I soon learned that she was going to Harrisburg, that her husband was a dry-goods merchant there, and that she’d been away visiting and was anxious to get back, which accounted for her travelling at that unseemly hour.

It was not at all to my liking to be untruthful to so sweet a woman, but I was forced to for self-preservation. I told her that I was a salesman for A. T. Stewart and Company of New York, and was on the way to Philadelphia on business. I wondered if her husband bought his goods in the New York market, and when she said no and added that he believed that Philadelphia was the better place to trade, I good-naturedly disagreed with her, winding up by telling her that she’d better advise Mr. Harrisburg to investigate the New York market, and the prices of A. T. Stewart and Company in particular.
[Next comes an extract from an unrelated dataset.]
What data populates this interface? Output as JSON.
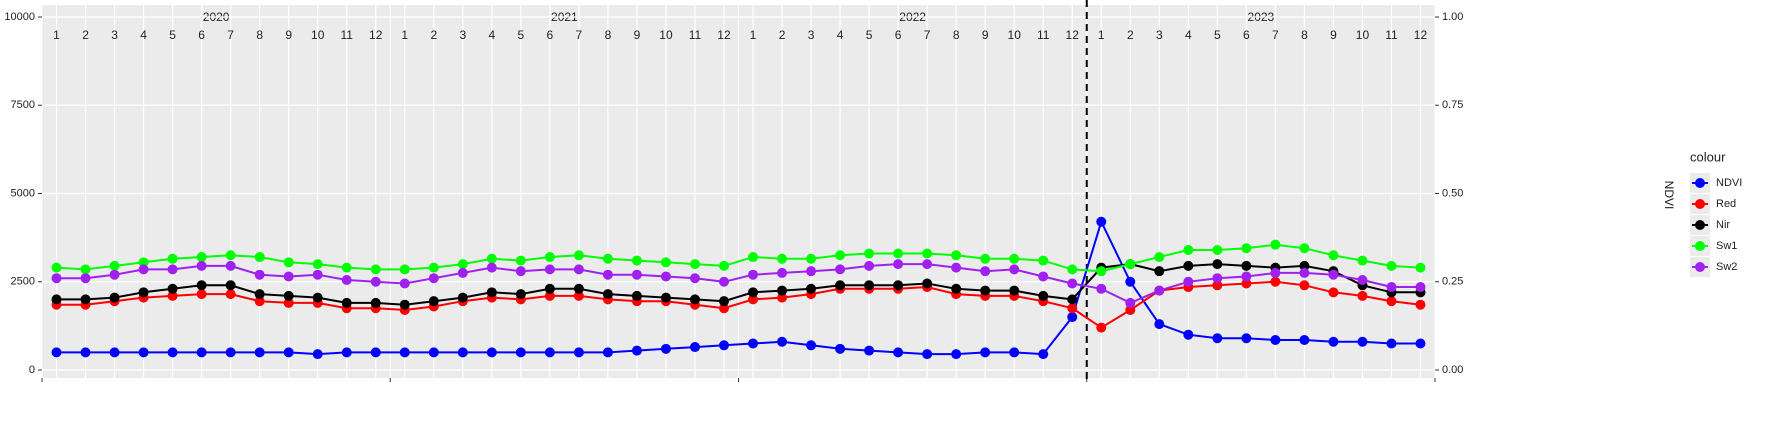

She smiled at what she believed to be my warm recommendation of the firm employing me. We were chatting on the most familiar terms when we reached Altoona, whereat I politely requested her to join me at a meal in the Logan House. She accepted the invitation, and I, in as calm a manner as possible, lifted the child, sleeping, like an angel in all its innocence, thus relieving my matronly companion, and escorted her to the dining room. After eating a hasty meal, for which the dear little woman insisted upon paying her share, and I as insistently declining to let her, I purchased a ticket for Philadelphia, and we got on the train again. The child was awake by this time, and on much of the journey to Harrisburg I fondled, danced, kissed, and, I must declare, came to love that dear parcel of sweet babyhood. I will not open my soul enough to tell all the twinges of remorse that seized upon me as I pressed the smooth, rosy cheeks to my lips, time and time and again, while the mother, God bless her, looked proudly, innocently on, happy that even a stranger could be won by her babe. I bade these companions farewell at Harrisburg and never saw them more. While serving me as a shield to ward off the minions of the law, I shall ever regret that circumstances were so ordered that I was compelled to tell base lies to so goodly a woman as she seemed to be, and I have no doubt was. Though many years have passed since then, that babe’s innocent face and merry prattle still live in my memory.

I got to the Quaker City at four o’clock in the afternoon without any happening worth mentioning, and, purchasing a complete change of clothing, including underwear, went to the Girard House, where I bathed my body, supped like a prince, and laid myself wearily in a soft bed, it being the first one in ten never-to-be-forgotten days, and slept, dreamlessly, until very late the next morning. That afternoon I was back in New York.